La filosofia del pressappoco. Weininger, Sesso e carattere nella cultura del Novecento di Alberto Cavaglion, Bibliotheka, 2025

Redazione

 

Nell’ottobre 1903 muore suicida a Vienna il ventitreenne Otto Weininger, giovane intellettuale ebreo da poco convertito al protestantesimo. La sua tesi di laurea, pubblicata con il titolo Sesso e Carattere, conosce subito una rapida fortuna in tutta Europa. Enunciati sfacciatamente misogini si intrecciano a stereotipi anti-ebraici in una miscela esplosiva che fanno di Weininger un passaggio obbligato per lo studio dell’antisemitismo.

Pochi mesi prima di uccidersi, il giovane filosofo aveva intrapreso un lungo e solitario viaggio attraverso l’Italia, individuando nella melodrammaticità, nella fertilità e nel “battito del cuore” le costanti del carattere italiano.

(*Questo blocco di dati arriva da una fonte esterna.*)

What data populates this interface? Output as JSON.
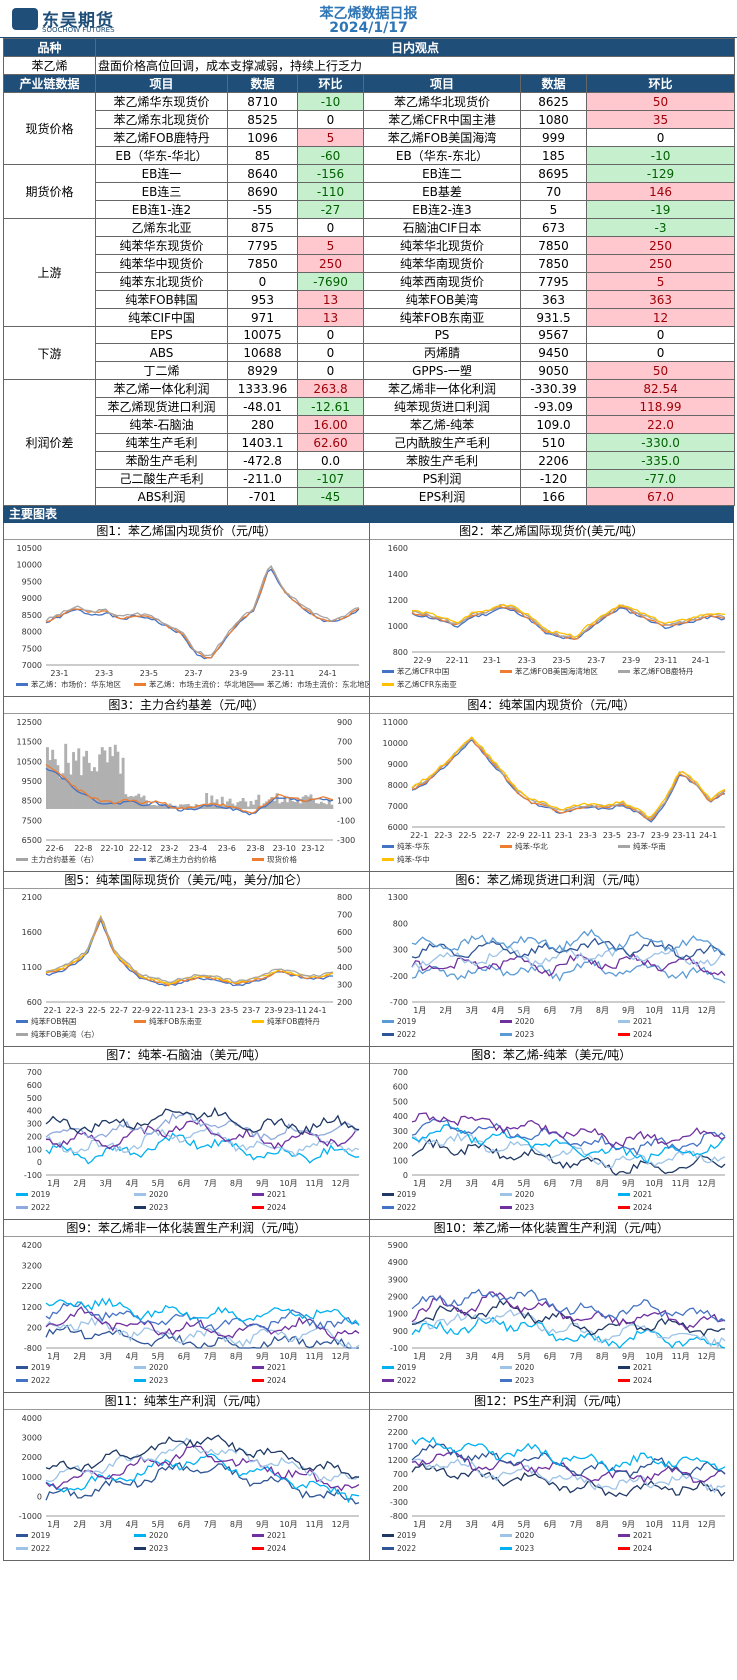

La cultura nazionale del primo Novecento aveva risposto con attenzione all’opera di Weininger: da Papini a Sibilla Aleramo, a Giacomo De Benedetti fino alla Ferrara dei fratelli De Chirico e alla Trieste di Svevo e Saba. Ricostruisce questa vicenda lo storico dell’ebraismo Alberto Cavaglion nel saggio La filosofia del pressappoco. Weininger, Sesso e carattere nella cultura del Novecento.

 Dalla Premessa di Alberto Cavaglion: Ripropongo, più di vent’anni dopo, la mia storia della «fi­losofia del pressappoco», perché mi sono accorto che le avven­ture italiane di chi ha inventato la fluidità delle forme sessuali intermedie un secolo prima di Judith Butler possano avere una qualche utilità. Vedere ingiallire le pagine scritte tanto tempo fa è come vedere un film in bianco e nero. Trasformare quel film a colori, più che straniante è patetico, una esperienza che si dovrebbe evitare: se mi sono deciso è perché credo utile de­nunciare i pericoli impliciti in ogni metafisica (del sesso o del gender fa lo stesso). Il passo da Weininger (e dal suo imitatore e traduttore italiano Julius Evola) a Judith Butler è breve, ma non fantasioso. Prima se ne prende atto, meglio è.